I came across this problem online:

Find a 9 letter string of characters that contains only letters from {acdegilmnoprstuw} such that the hash(the_string) is 945924806726376.

You're given a hashing function, which I translated to Python as follows:

def hsh(s):
  h = 7
  letters = "acdegilmnoprstuw"
  for i, val in enumerate(s):
    h = (h * 37 + letters.index(s[i]))
    return h

It could be solved in a number of ways, but I decided to constrain myself to a solution that treats the hashing function as a black box. That is, only exploiting properties that could be easily observed from the outside.

My solution came first from the observation that letters found in later indices in the 'potential characters' list created higher resulting hashed values.
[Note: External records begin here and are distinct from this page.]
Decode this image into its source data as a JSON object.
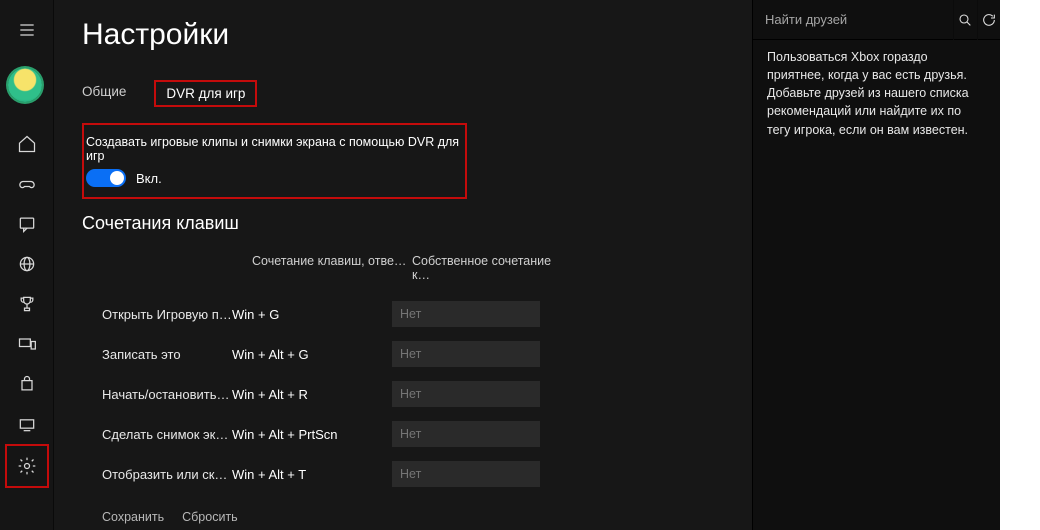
{
  "page_title": "Настройки",
  "tabs": {
    "general": "Общие",
    "dvr": "DVR для игр"
  },
  "dvr_toggle": {
    "caption": "Создавать игровые клипы и снимки экрана с помощью DVR для игр",
    "state_label": "Вкл."
  },
  "shortcuts": {
    "section_title": "Сочетания клавиш",
    "header_fixed": "Сочетание клавиш, отве…",
    "header_custom": "Собственное сочетание к…",
    "rows": [
      {
        "label": "Открыть Игровую пан…",
        "fixed": "Win + G",
        "custom": "Нет"
      },
      {
        "label": "Записать это",
        "fixed": "Win + Alt + G",
        "custom": "Нет"
      },
      {
        "label": "Начать/остановить зап…",
        "fixed": "Win + Alt + R",
        "custom": "Нет"
      },
      {
        "label": "Сделать снимок экрана",
        "fixed": "Win + Alt + PrtScn",
        "custom": "Нет"
      },
      {
        "label": "Отобразить или скрыт…",
        "fixed": "Win + Alt + T",
        "custom": "Нет"
      }
    ]
  },
  "footer": {
    "save": "Сохранить",
    "reset": "Сбросить"
  },
  "right_panel": {
    "search_placeholder": "Найти друзей",
    "body": "Пользоваться Xbox гораздо приятнее, когда у вас есть друзья. Добавьте друзей из нашего списка рекомендаций или найдите их по тегу игрока, если он вам известен."
  }
}
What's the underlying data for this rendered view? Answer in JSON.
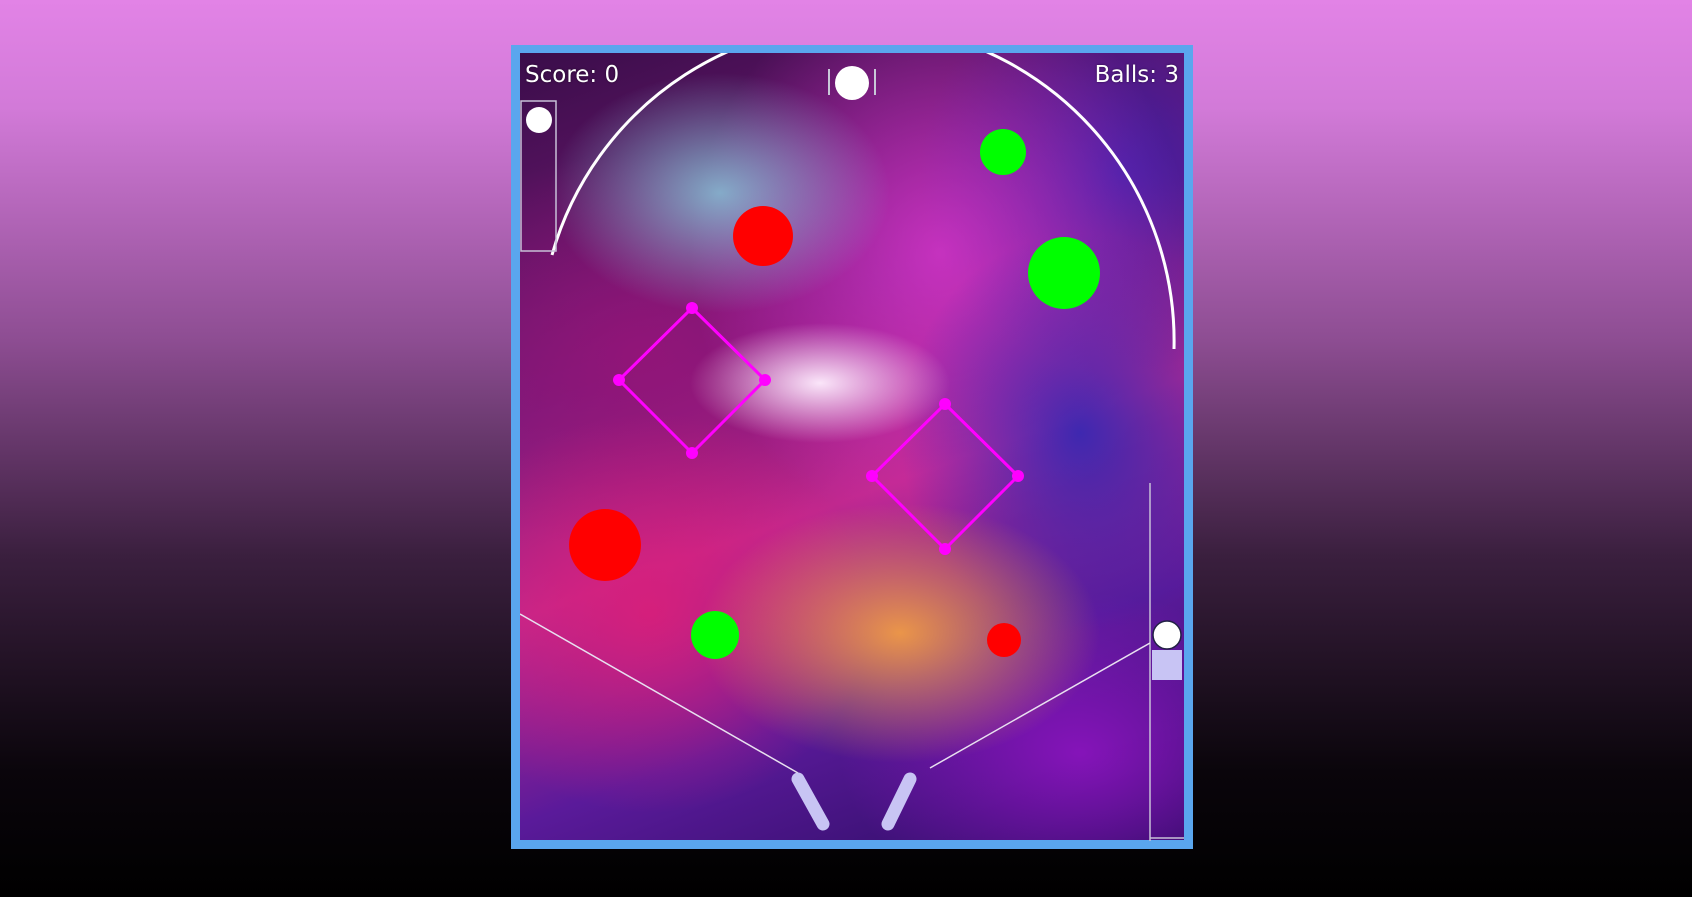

For example, a string of 9 'w' characters evalutates to the highest possible hash for length = 9, because w is the last character in the list.

Because of this, if a potential partial answer ('ac') is padded with 'w's until the total length of the input is 9 ('acwwwwwww'), the hash of that input has to be greater than the target hash for the partial answer to be valid. For example, if I think the first letter might be 'd', I pass 'dwwwwwwww' into the hashing function, with the result 918220670579181. That's less than the target hash, so 'd' is not a possible choice for the first character in the result. The character 's' padded with 'w's is 953345465118391; greater than the target, so the branch starting with 's' is worth exploring.

The algorithm, then, recursively tries each possible character from the available options up to the target length, immediately pruning branches that start with impossible characters– that is, characters that would prevent the hash from ever going high enough to reach its target value.

The algorithm would of course work without pruning, but the time needed to calculate every possibility up to nine characters is huge. By cutting many possible branches out early, we're able to effectively find that answer is 'promenade'.